La Corte – pur concludendo che i conti europei restituiscono un’immagine fedele e veritiera della situazione finanziaria – esprime preoccupazione per un livello di errore nella spesa che continua ad aumentare, arrivando al 5,6%, dal 4,2% del 2022 e dal 3% del 2021. Le irregolarità sono estese anche a una parte dei 48 miliardi sborsati lo scorso anno per il Recovery. Livelli di spesa irregolare “alti”, ha denunciato il presidente della Corte, Tony Murphy, indicando “la necessità di disporre di solide strutture di controllo e di rendicontazione, sia a livello di Stati membri che dell’Ue, al fine di preservare la fiducia dei cittadini”. Qualche esempio? Per 12 operazioni legate a strumenti finanziari – prestiti, garanzie e investimenti azionari – riguardanti 119 destinatari finali e 36 commissioni di gestione sottoposti ad audit, la Corte ha rilevato che sette destinatari finali avevano ricevuto un sostegno nonostante operassero in un settore economico non ammissibile (uno in Italia e due in Slovenia) o non rispettassero i criteri di ammissibilità (uno in Germania) o le disposizioni dell’accordo di finanziamento (due in Italia e uno in Ungheria).

I costi aggiuntivi dell’indebitamento per il Recovery – compresi, nelle stime, tra i 17 e i 27 miliardi – mettono sotto pressione il bilancio Ue, contribuendo a un’impennata del debito pubblico che, nel 2023, ha registrato un aumento del 32%. Toccando il livello monstre di 458,5 miliardi. Ma a pesare è anche “l’effetto negativo dell’inflazione“, che si stima ridurrà il potere d’acquisto del bilancio comunitario del 13% entro la fine del 2025. “C’è un’erosione del potere di spesa, quindi a bilancio abbiamo una somma che non corrisponderà a quella” prevista inizialmente per impostare obiettivi e azioni strategiche dell’Ue, ha spiegato il membro italiano della Corte, Carlo Alberto Manfredi Selvaggi – ex capo della struttura di missione del Piano Nazionale di Ripresa e Resilienza – precisando tuttavia che si tratta di “previsioni” che potranno essere poi condizionate anche dalle “decisioni future” per esempio della Bce nella direzione di “una diminuzione dei tassi di interesse“. Davanti a un debito “quasi raddoppiato rispetto al 2021″, quando si collocava a 236,7 miliardi di euro”, l’Ue è ora “uno dei maggiori emittenti di debito in Europa”. L’esposizione complessiva del bilancio dell’Ue, che misura il rischio connesso alle garanzie prestate dal bilancio e alle passività potenziali, era di 298 miliardi di euro alla fine del 2023, in aumento rispetto ai 248,3 miliardi di euro del 2022.

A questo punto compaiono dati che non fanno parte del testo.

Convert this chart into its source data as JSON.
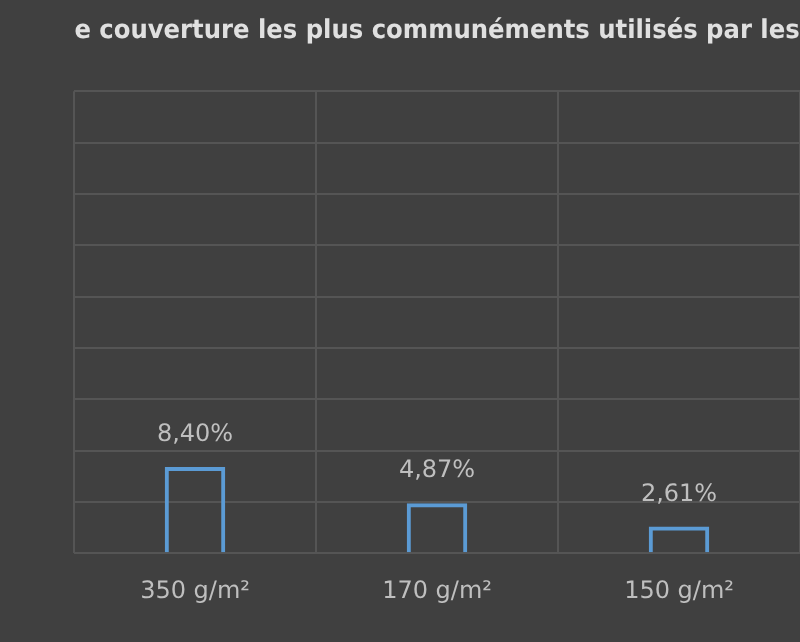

E per il futuro, nonostante l’entrata in vigore del nuovo Patto di stabilità con i Paesi chiamati ora a presentare i loro Piani di bilancio con traiettorie sostenibili per il riordino dei conti pubblici, le previsioni non sono rosee. Le “eventuali inadempienze” sui prestiti concessi all’Ucraina – per la quale l’assistenza finanziaria è più che raddoppiata nel 2023, passando da 16 a 33,7 miliardi – potrebbero portare nuovi guai. E la proposta sulle risorse proprie presentata dalla Commissione per rimpinguare il bilancio, è l’avvertimento dei revisori dei conti, potrebbe non generare entrate sufficienti a rimborsare il debito connesso al Next Generation Eu.